И я бегом бросилась к машине, чтобы никто не увидел моих слез.
Всю следующую неделю я слышала речи. Я ошеломленно обнаружила, что и Конфедерация рабочих, и Союз мексиканских рабочих, и губернатор, и Родольфо, и Кордера, и Андрес хором повторяют одно и то же. Все они, как один, заявили, что Карлос был великим человеком, что мы должны отомстить за его смерть, что убийцы получат по заслугам, а мы должны избавить страну от предателей и смутьянов. Друзья Карлоса опубликовали в газете письмо, где требовали правосудия, превозносили достоинства покойного Вивеса и горько сетовали об утрате, которую понесло искусство.
В газетах также упоминались имена людей, с которыми мой муж часто говорил по телефону, называя их Эфраимом и Ренато. Я этих людей не знала.

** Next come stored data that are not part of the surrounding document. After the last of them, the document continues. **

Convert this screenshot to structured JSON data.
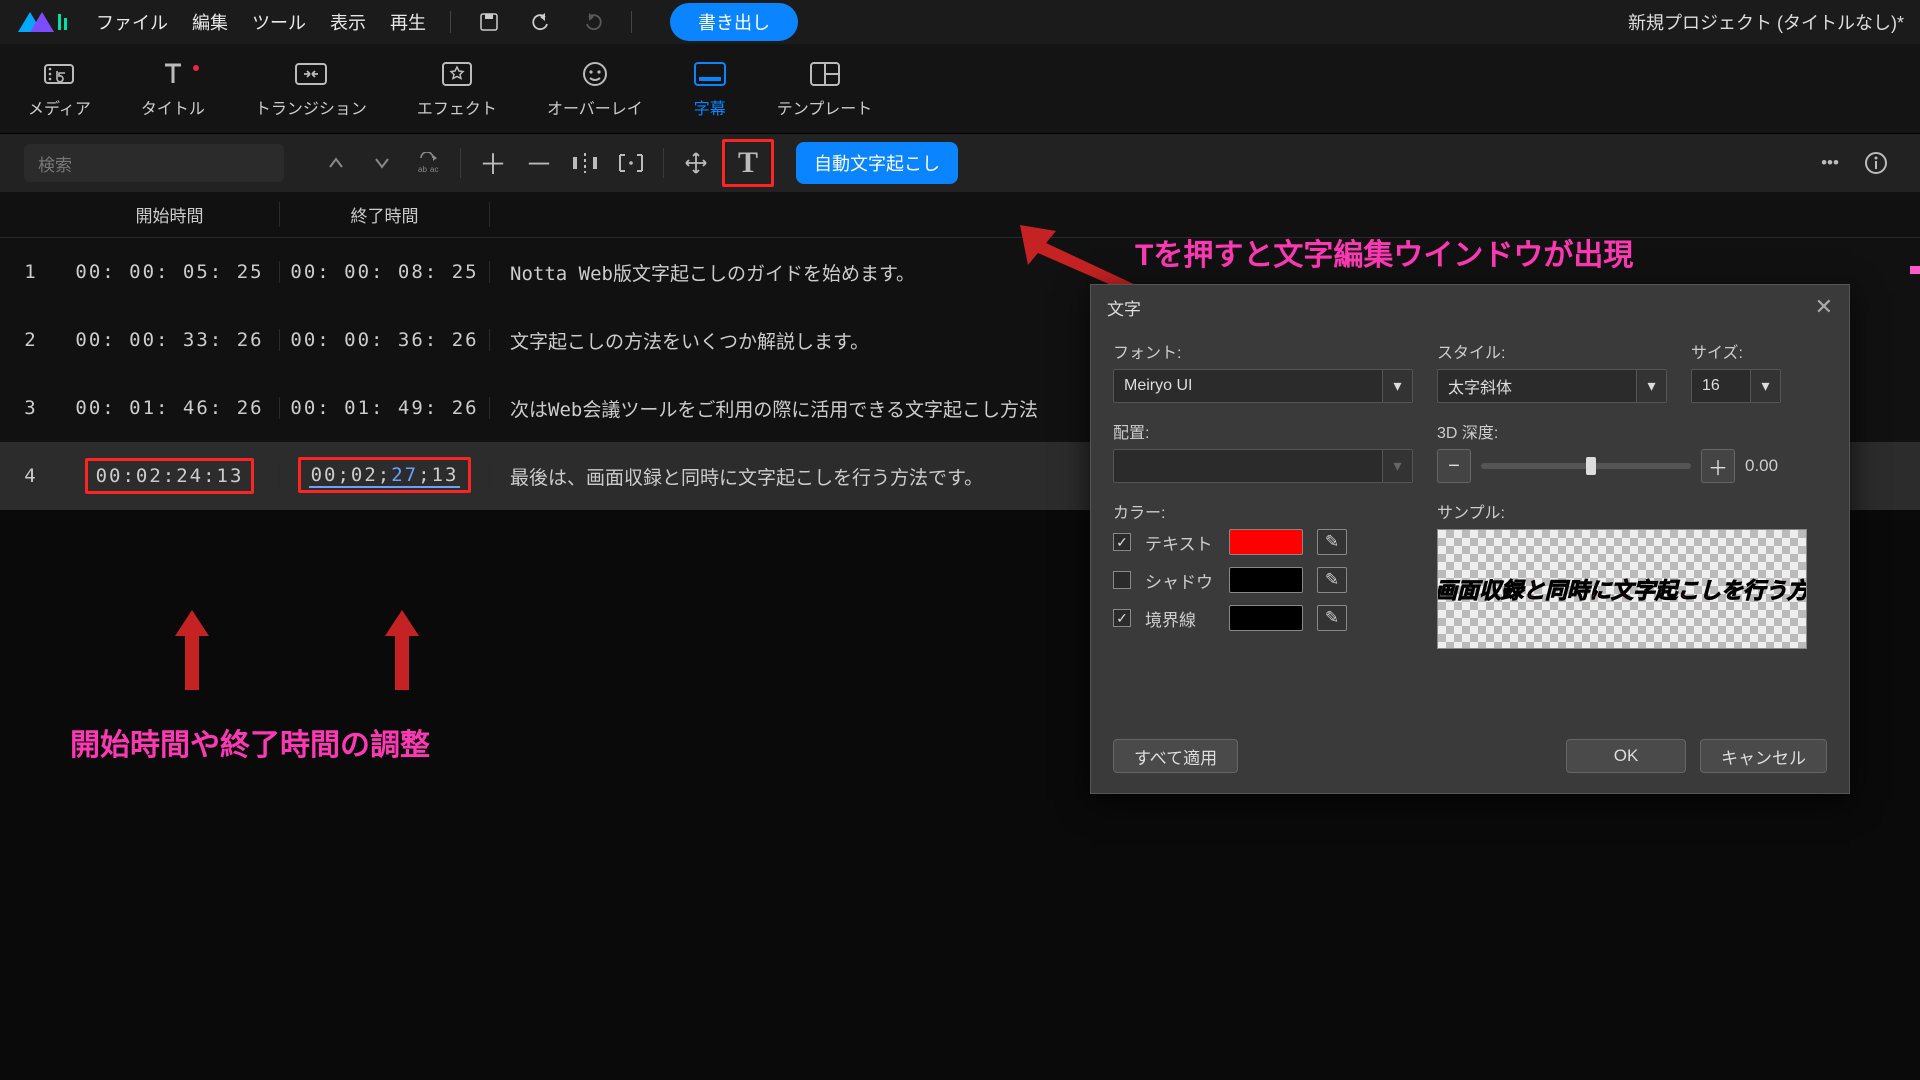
{
  "menubar": {
    "items": [
      "ファイル",
      "編集",
      "ツール",
      "表示",
      "再生"
    ],
    "export": "書き出し",
    "project_title": "新規プロジェクト (タイトルなし)*"
  },
  "ribbon": {
    "items": [
      {
        "label": "メディア",
        "active": false
      },
      {
        "label": "タイトル",
        "active": false,
        "dot": true
      },
      {
        "label": "トランジション",
        "active": false
      },
      {
        "label": "エフェクト",
        "active": false
      },
      {
        "label": "オーバーレイ",
        "active": false
      },
      {
        "label": "字幕",
        "active": true
      },
      {
        "label": "テンプレート",
        "active": false
      }
    ]
  },
  "sub_toolbar": {
    "search_placeholder": "検索",
    "auto_transcribe": "自動文字起こし",
    "text_tool_glyph": "T"
  },
  "subtitle_table": {
    "headers": {
      "start": "開始時間",
      "end": "終了時間"
    },
    "rows": [
      {
        "idx": "1",
        "start": "00: 00: 05: 25",
        "end": "00: 00: 08: 25",
        "text": "Notta Web版文字起こしのガイドを始めます。"
      },
      {
        "idx": "2",
        "start": "00: 00: 33: 26",
        "end": "00: 00: 36: 26",
        "text": "文字起こしの方法をいくつか解説します。"
      },
      {
        "idx": "3",
        "start": "00: 01: 46: 26",
        "end": "00: 01: 49: 26",
        "text": "次はWeb会議ツールをご利用の際に活用できる文字起こし方法"
      },
      {
        "idx": "4",
        "start": "00:02:24:13",
        "end_pre": "00;02;",
        "end_blue": "27",
        "end_post": ";13",
        "text": "最後は、画面収録と同時に文字起こしを行う方法です。"
      }
    ]
  },
  "annotations": {
    "time_adjust": "開始時間や終了時間の調整",
    "t_hint": "Tを押すと文字編集ウインドウが出現"
  },
  "dialog": {
    "title": "文字",
    "font_label": "フォント:",
    "font_value": "Meiryo UI",
    "style_label": "スタイル:",
    "style_value": "太字斜体",
    "size_label": "サイズ:",
    "size_value": "16",
    "align_label": "配置:",
    "align_placeholder": "",
    "depth_label": "3D 深度:",
    "depth_value": "0.00",
    "color_label": "カラー:",
    "sample_label": "サンプル:",
    "color_rows": [
      {
        "label": "テキスト",
        "checked": true,
        "color": "#ff0000"
      },
      {
        "label": "シャドウ",
        "checked": false,
        "color": "#000000"
      },
      {
        "label": "境界線",
        "checked": true,
        "color": "#000000"
      }
    ],
    "sample_text": "、画面収録と同時に文字起こしを行う方法",
    "apply_all": "すべて適用",
    "ok": "OK",
    "cancel": "キャンセル"
  }
}
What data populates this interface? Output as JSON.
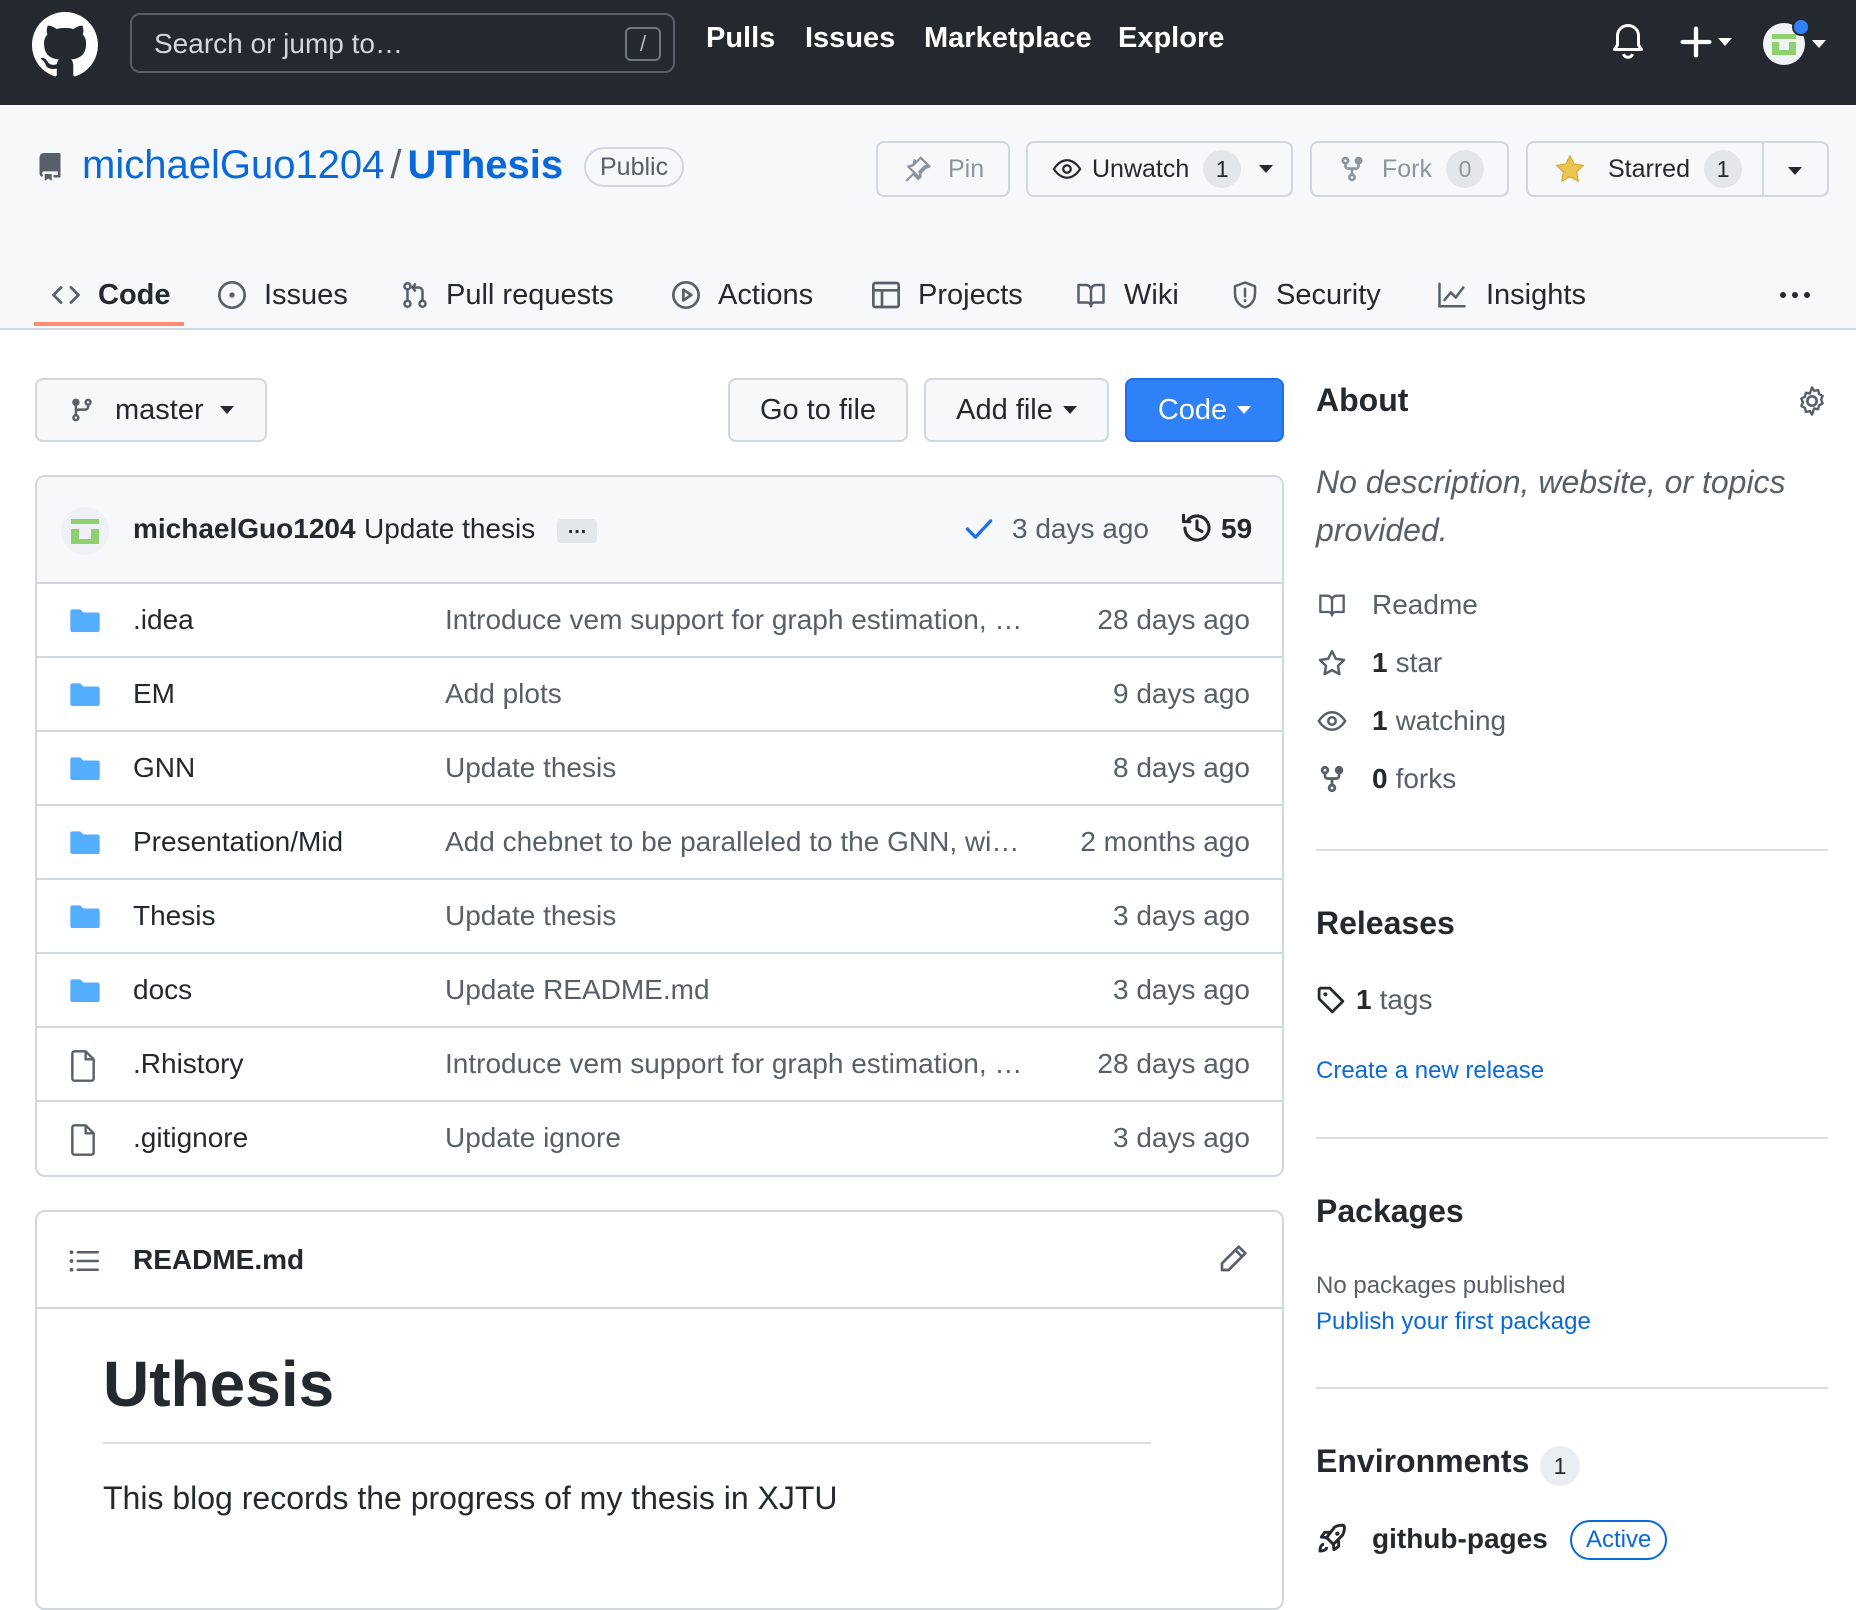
{
  "topbar": {
    "search_placeholder": "Search or jump to…",
    "slash_key": "/",
    "nav": [
      "Pulls",
      "Issues",
      "Marketplace",
      "Explore"
    ]
  },
  "repo": {
    "owner": "michaelGuo1204",
    "separator": "/",
    "name": "UThesis",
    "visibility": "Public",
    "pin_label": "Pin",
    "watch_label": "Unwatch",
    "watch_count": "1",
    "fork_label": "Fork",
    "fork_count": "0",
    "star_label": "Starred",
    "star_count": "1"
  },
  "tabs": [
    {
      "label": "Code",
      "icon": "code-icon"
    },
    {
      "label": "Issues",
      "icon": "issue-icon"
    },
    {
      "label": "Pull requests",
      "icon": "pull-request-icon"
    },
    {
      "label": "Actions",
      "icon": "play-icon"
    },
    {
      "label": "Projects",
      "icon": "table-icon"
    },
    {
      "label": "Wiki",
      "icon": "book-icon"
    },
    {
      "label": "Security",
      "icon": "shield-icon"
    },
    {
      "label": "Insights",
      "icon": "graph-icon"
    }
  ],
  "toolbar": {
    "branch": "master",
    "goto_file": "Go to file",
    "add_file": "Add file",
    "code": "Code"
  },
  "latest_commit": {
    "author": "michaelGuo1204",
    "message": "Update thesis",
    "ellipsis": "…",
    "time": "3 days ago",
    "commit_count": "59"
  },
  "files": [
    {
      "type": "dir",
      "name": ".idea",
      "message": "Introduce vem support for graph estimation, sta…",
      "date": "28 days ago"
    },
    {
      "type": "dir",
      "name": "EM",
      "message": "Add plots",
      "date": "9 days ago"
    },
    {
      "type": "dir",
      "name": "GNN",
      "message": "Update thesis",
      "date": "8 days ago"
    },
    {
      "type": "dir",
      "name": "Presentation/Mid",
      "message": "Add chebnet to be paralleled to the GNN, with…",
      "date": "2 months ago"
    },
    {
      "type": "dir",
      "name": "Thesis",
      "message": "Update thesis",
      "date": "3 days ago"
    },
    {
      "type": "dir",
      "name": "docs",
      "message": "Update README.md",
      "date": "3 days ago"
    },
    {
      "type": "file",
      "name": ".Rhistory",
      "message": "Introduce vem support for graph estimation, sta…",
      "date": "28 days ago"
    },
    {
      "type": "file",
      "name": ".gitignore",
      "message": "Update ignore",
      "date": "3 days ago"
    }
  ],
  "readme": {
    "filename": "README.md",
    "heading": "Uthesis",
    "body": "This blog records the progress of my thesis in XJTU"
  },
  "sidebar": {
    "about_title": "About",
    "about_desc": "No description, website, or topics provided.",
    "readme_label": "Readme",
    "stars_count": "1",
    "stars_label": "star",
    "watching_count": "1",
    "watching_label": "watching",
    "forks_count": "0",
    "forks_label": "forks",
    "releases_title": "Releases",
    "tags_count": "1",
    "tags_label": "tags",
    "create_release": "Create a new release",
    "packages_title": "Packages",
    "no_packages": "No packages published",
    "publish_package": "Publish your first package",
    "environments_title": "Environments",
    "environments_count": "1",
    "environment_name": "github-pages",
    "environment_status": "Active"
  },
  "colors": {
    "header_bg": "#24292f",
    "link": "#0969da",
    "primary_button": "#2f81f7",
    "folder": "#54aeff",
    "star": "#eac54f",
    "tab_underline": "#fd8c73"
  }
}
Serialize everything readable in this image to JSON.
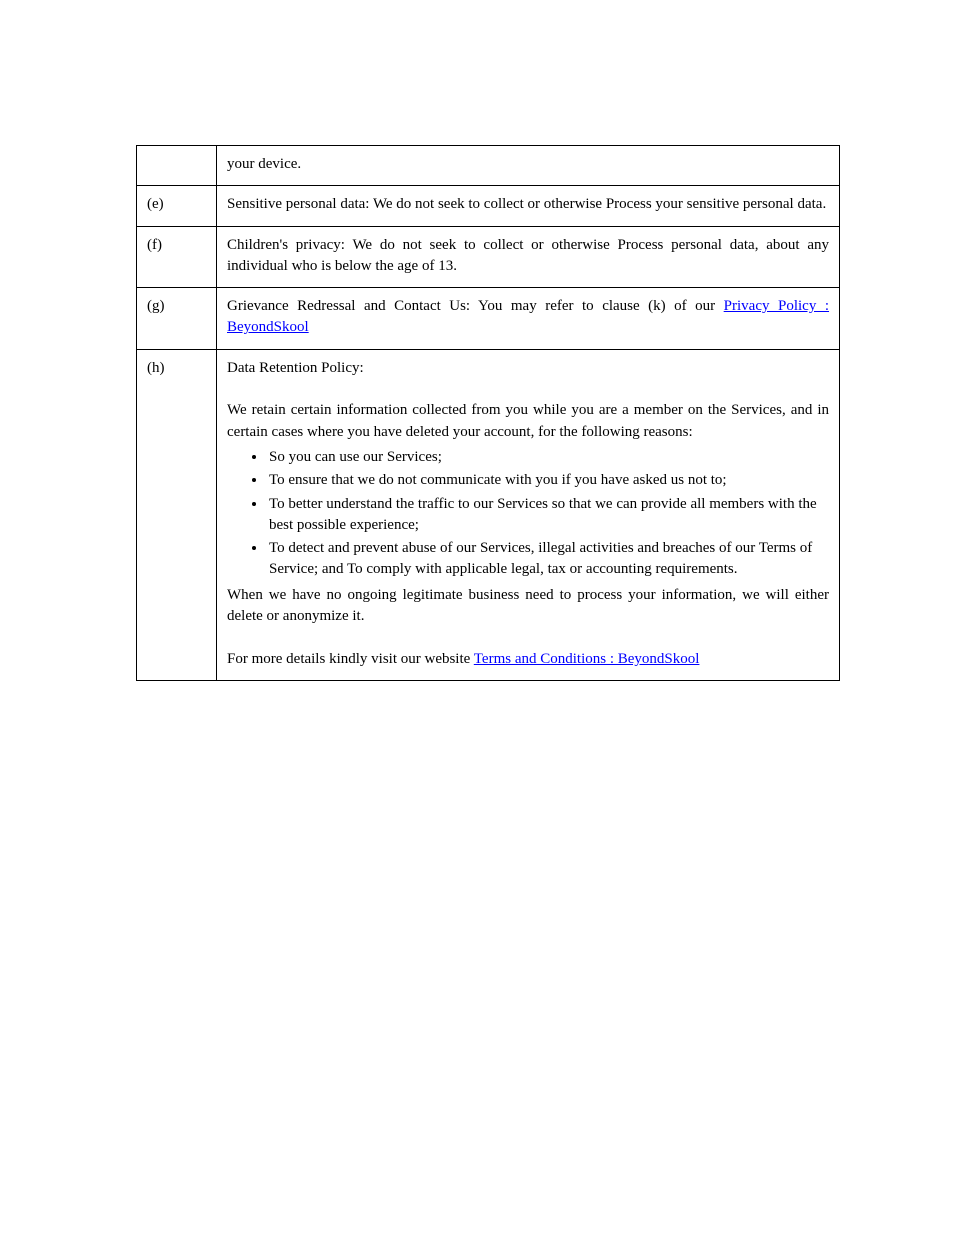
{
  "rows": [
    {
      "label": "",
      "body_html": "your device."
    },
    {
      "label": "(e)",
      "body_html": "Sensitive personal data: We do not seek to collect or otherwise Process your sensitive personal data."
    },
    {
      "label": "(f)",
      "body_html": "Children's privacy: We do not seek to collect or otherwise Process personal data, about any individual who is below the age of 13."
    },
    {
      "label": "(g)",
      "body_html": "Grievance Redressal and Contact Us: You may refer to clause (k) of our <a class=\"link\" href=\"#\" data-name=\"privacy-policy-link\" data-interactable=\"true\">Privacy Policy : BeyondSkool</a>"
    },
    {
      "label": "(h)",
      "body_html": "Data Retention Policy:<br><br>We retain certain information collected from you while you are a member on the Services, and in certain cases where you have deleted your account, for the following reasons:<ul class=\"bullets\"><li data-name=\"list-item\" data-interactable=\"false\">So you can use our Services;</li><li data-name=\"list-item\" data-interactable=\"false\">To ensure that we do not communicate with you if you have asked us not to;</li><li data-name=\"list-item\" data-interactable=\"false\">To better understand the traffic to our Services so that we can provide all members with the best possible experience;</li><li data-name=\"list-item\" data-interactable=\"false\">To detect and prevent abuse of our Services, illegal activities and breaches of our Terms of Service; and To comply with applicable legal, tax or accounting requirements.</li></ul>When we have no ongoing legitimate business need to process your information, we will either delete or anonymize it.<br><br>For more details kindly visit our website <a class=\"link\" href=\"#\" data-name=\"terms-link\" data-interactable=\"true\">Terms and Conditions : BeyondSkool</a>"
    }
  ]
}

Андрес говорил, что лучше мне в это дело не лезть, мол, никто не должен заподозрить, что им больше не доверяют, в том числе, и сами Эфраим и Ренато, ведь они были его близкими друзьями и натворили столько всяких безумств, что непременно догадаются, когда подобное вытворяет кто-то другой. Я вырезала из газет все публикации и складывала в серебряную шкатулку, спрятанную в дальнем углу гардероба, где кроме газетных вырезок хранила записки Карлоса, фотографию, которую мы сделали на Аламеде, и все публикации, где упоминалось его имя — с самого первого концерта, даже плохие отзывы критиков. Была там и фотография Карлоса, когда он дирижировал оркестром — с упавшей на лоб челкой и воздетыми кверху руками. Я решила, что когда-нибудь вставлю ее в рамку.
Тирсо закрыл дом номер девяносто, губернатор вызвал Пельико и выразил ему свое удивление и возмущение, а сам Пельико прибежал к нам в поисках Андреса. Я как раз стояла на галерее второго этажа, облокотившись на перила, когда увидела, как он вошел в кабинет мужа.
Через несколько дней газеты подняли страшный шум, Бенитес заявил, что будет бороться с коррупцией, Андрес высказал уверенность в том, что свершится правосудие, а Пельико арестовали.
Спустя несколько месяцев из тюрьмы Сан-Хуан-де-Дьос бежали семь человек. Среди них был и Пельико. Вскоре он прислал нам рождественскую открытку из Лос-Анджелеса.
Я осталась в Пуэбле. Мне было страшно возвращаться в Мехико. В доме на холме меня защищали стены и дорогие сердцу воспоминания. Мне не хотелось новых проблем и сюрпризов. Я бы предпочла состариться, наблюдая за протекающей мимо жизнью, сидя в саду или у камина в маленьком домике с видом на кладбище в Тонансинтле, который я купила, чтобы иметь убежище на тот случай, когда хотелось спрятаться от всего света, выть и рыдать в одиночестве. Крошечный кирпичный домик, где помещались лишь кресло-качалка и стол, на котором стояли шкатулки с фотографиями и газетными вырезками. Солнце в него не заглядывало, поскольку во дворе росло огромное дерево, сплошь оплетенное бугенвиллеей, ее плети перекинулись на крышу дома, заплели ее всю и свешивались с краев на окна. Там я рыдала в голос, после чего засыпала прямо на полу, а затем, проснувшись с опухшими от слез глазами, возвращалась в Пуэблу — до нового приступа тоски.